No guesses, please. Have googled to no avail… Cheers
If the printer detects it may have skipped steps due to hitting the print or something else causing it to by monitoring the motor current/load, it will home X & Y and continue to print to make sure there is no layer shift.
In the printing process, the machine will automatically calibrate the XY position and restore it as much as possible when it detects that there is a layer staggering or the XY axis position deviates.
Just for my curiosity… how can XY be calibrated once the print has startet? Does it use the lidar during print as well or does it use endpoints?
By homing X/Y it knows its position.
Please take the descirption in release note as a reference.
13. [System] Added support for automatic recovery after losing printing steps (Experimental function, turned off by default).
When printing under high acceleration or if the excess chute is blocked by pileup, there are risks that the XY motor will skip steps during printing. When the printer is homing, it will monitor the load of the XY motors to determine if the tool head has reached the end stop. Now, we use the same method to monitor the step skipping during printing. If skipped steps are detected, the printer will pause the print and do an XY-axis homing, then resume the print. This is an experimental function and is turned off by default. If you want to try it, you can turn it on on the print options page.

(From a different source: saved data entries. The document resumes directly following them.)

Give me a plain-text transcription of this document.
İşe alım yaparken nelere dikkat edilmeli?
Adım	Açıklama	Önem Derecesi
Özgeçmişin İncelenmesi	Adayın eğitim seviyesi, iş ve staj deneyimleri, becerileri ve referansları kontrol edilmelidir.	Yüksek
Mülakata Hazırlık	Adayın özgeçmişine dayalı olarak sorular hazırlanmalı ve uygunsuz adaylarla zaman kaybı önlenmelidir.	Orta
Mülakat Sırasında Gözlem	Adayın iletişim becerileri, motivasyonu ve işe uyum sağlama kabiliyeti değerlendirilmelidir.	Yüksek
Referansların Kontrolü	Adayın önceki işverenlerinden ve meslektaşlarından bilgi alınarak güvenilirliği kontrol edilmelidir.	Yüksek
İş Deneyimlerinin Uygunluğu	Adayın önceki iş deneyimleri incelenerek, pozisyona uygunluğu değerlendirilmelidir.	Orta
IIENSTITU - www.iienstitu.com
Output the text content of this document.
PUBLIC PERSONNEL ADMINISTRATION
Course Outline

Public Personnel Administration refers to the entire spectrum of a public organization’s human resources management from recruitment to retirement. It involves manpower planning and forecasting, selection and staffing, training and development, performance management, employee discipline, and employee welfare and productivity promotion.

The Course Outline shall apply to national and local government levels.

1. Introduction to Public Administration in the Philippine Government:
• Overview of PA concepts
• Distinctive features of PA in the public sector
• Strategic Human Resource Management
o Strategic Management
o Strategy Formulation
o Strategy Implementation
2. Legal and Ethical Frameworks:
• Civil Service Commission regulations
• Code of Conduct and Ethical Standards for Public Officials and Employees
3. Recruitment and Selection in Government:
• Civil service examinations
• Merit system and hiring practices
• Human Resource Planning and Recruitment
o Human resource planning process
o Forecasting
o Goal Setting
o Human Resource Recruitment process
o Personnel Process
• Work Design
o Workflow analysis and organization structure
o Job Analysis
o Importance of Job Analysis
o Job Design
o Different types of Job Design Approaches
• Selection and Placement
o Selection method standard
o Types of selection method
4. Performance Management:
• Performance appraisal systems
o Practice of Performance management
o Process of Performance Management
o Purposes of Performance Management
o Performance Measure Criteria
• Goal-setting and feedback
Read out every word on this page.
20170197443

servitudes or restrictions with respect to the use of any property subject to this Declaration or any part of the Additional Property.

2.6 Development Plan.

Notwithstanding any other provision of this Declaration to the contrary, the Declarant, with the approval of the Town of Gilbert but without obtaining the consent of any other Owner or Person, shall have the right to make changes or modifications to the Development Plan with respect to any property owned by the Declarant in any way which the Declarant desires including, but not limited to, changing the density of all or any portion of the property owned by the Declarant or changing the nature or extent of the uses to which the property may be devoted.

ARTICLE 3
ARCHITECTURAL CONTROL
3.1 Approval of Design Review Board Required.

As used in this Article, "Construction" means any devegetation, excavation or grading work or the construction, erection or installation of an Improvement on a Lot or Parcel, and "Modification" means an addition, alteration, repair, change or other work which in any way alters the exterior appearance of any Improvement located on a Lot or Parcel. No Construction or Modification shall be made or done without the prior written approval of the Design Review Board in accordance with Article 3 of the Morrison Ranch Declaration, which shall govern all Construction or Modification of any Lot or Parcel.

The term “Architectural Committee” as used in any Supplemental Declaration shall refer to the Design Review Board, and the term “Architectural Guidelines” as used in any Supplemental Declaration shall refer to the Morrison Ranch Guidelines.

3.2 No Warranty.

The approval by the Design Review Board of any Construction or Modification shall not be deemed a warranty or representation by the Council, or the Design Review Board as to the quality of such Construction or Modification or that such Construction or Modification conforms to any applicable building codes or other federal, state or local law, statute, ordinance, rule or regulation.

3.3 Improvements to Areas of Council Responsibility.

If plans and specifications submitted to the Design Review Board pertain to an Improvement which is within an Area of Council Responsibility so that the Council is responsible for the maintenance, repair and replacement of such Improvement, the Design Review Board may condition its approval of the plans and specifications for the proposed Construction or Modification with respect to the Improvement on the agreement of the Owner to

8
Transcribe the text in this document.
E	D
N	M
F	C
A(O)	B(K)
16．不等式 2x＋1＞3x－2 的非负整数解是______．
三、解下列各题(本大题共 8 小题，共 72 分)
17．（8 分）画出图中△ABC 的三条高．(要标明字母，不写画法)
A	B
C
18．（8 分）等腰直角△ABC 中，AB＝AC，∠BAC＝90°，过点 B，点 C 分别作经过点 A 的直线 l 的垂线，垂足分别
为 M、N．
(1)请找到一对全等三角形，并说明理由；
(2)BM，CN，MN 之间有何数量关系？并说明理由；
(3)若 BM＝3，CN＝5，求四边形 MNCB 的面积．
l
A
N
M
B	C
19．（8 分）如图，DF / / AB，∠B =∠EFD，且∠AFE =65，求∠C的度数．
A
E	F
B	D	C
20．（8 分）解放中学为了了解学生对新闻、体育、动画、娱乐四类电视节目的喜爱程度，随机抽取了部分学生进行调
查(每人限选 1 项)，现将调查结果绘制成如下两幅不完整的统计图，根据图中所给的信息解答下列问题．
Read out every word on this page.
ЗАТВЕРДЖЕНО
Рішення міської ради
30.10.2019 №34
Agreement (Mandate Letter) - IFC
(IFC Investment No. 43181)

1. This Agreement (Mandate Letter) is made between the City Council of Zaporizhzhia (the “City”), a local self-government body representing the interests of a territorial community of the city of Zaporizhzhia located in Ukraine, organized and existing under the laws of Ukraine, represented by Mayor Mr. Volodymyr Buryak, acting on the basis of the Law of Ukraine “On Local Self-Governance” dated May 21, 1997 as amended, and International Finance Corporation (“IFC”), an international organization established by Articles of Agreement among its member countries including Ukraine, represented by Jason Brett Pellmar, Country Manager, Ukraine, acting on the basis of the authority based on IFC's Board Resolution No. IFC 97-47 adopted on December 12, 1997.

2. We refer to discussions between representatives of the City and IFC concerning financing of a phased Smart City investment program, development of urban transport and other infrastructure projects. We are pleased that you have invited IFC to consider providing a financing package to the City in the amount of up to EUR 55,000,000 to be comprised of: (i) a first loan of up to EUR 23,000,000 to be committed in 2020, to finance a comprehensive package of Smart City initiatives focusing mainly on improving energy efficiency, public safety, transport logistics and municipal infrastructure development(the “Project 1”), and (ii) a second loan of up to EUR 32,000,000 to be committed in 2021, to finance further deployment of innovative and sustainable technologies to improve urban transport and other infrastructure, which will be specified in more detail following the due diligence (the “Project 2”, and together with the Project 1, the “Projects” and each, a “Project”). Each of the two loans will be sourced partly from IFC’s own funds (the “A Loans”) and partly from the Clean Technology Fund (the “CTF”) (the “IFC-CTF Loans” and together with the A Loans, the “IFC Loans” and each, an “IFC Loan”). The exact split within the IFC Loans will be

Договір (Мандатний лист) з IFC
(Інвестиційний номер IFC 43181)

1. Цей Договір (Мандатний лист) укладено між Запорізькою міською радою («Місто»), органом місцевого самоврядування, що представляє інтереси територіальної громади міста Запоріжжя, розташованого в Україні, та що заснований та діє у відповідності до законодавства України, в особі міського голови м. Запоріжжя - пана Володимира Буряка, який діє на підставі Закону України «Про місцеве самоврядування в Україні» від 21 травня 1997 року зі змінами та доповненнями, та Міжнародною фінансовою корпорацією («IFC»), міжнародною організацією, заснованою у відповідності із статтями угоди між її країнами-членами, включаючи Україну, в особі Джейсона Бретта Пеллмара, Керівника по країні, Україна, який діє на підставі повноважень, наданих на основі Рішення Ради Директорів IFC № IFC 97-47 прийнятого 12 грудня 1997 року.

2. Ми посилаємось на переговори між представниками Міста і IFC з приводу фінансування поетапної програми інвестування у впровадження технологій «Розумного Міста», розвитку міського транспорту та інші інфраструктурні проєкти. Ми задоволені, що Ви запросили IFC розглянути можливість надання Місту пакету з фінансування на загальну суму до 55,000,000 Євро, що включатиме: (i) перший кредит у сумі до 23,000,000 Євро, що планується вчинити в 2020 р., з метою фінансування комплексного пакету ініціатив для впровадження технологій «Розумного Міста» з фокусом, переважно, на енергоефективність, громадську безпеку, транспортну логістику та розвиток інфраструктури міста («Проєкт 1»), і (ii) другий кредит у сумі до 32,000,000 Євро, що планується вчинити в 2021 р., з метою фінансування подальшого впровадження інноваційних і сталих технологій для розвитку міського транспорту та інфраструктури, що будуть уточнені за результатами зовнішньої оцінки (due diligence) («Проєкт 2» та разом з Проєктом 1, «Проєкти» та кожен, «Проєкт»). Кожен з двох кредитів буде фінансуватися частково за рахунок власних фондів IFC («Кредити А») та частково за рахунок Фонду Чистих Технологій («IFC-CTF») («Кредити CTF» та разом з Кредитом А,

Why is this feature turned off by default? Are there known issues that can occur when using it?
I imagine due to being a new feature, they want to make people aware it’s turned on incase they see any issues. I imagine after a while they are happy with the results they will make it default.
I have this function enabled (just because it seemed like a good idea), and I usually print at normal speed. Yesterday I was printing a test piece where I didn’t really care about quality, I just wanted it done quickly. Hence I set the speed to sport during print, and while observing the printer I noticed that quite often it paused and went to home X and Y. Setting the speed to ludicrous made it happen somewhat more frequently. There was no nozzle crashes or anything like that, so it didn’t really look like it was skipping steps, but I could not say for certain.
I guess that the observed behaviour was due to this function, but it makes me wonder whether these higher speeds are really that useful. It would waste quite a bit of time on all the repeated homing pauses during the print, and hence the effective speed gain is a bit lower.
What are other people’s experience with this function?
I have tested this out and I didn’t have any issues in sport mode but did in Ludacris mode. When this was occurring I notice it was when it was traveling along my model at it’s longest point not extruding filament. The max acceleration speed for air moves must of been pretty fast then it coming to a halt is where it would starting printing again would stop and home. It did that ever time in the exact same spot.
I found the max acceleration speed definitely peaked but the speed reduction to halt to a point was not very good. It left an imperfection in my one 7" articulating cat I made for my daughter. I now only print at the standard speed and might use the sport mode every once and a while.
It is great function and definitely working well,
I have checked many times.
Can’t wait for it to be “enabled” by default.
I’m just noticing this option and other comments about speed setting issues.
@rocky.chen It seems bambu needs to tune this setting perhaps with different settings or sensitivity for each speed profile?
Note that i haven’t tried it myself yet, so if this is already done in the current firmware, it would be nice to mention it. I couldn’t find any reference to thus setting in the X1 wiki docs, so that’s why I searched here and found this thread.
someone turned off my printer while it was printing. Does step loss make it so that you can continue that print?
Welcome to the forum! No, what you’re looking for is “Power loss recovery”. When the printer was turned back on it should have asked you if you want to continue the print. If the printer was off long enough that the bed cooled down there’s a good change the model isn’t going to stay put on the plate though.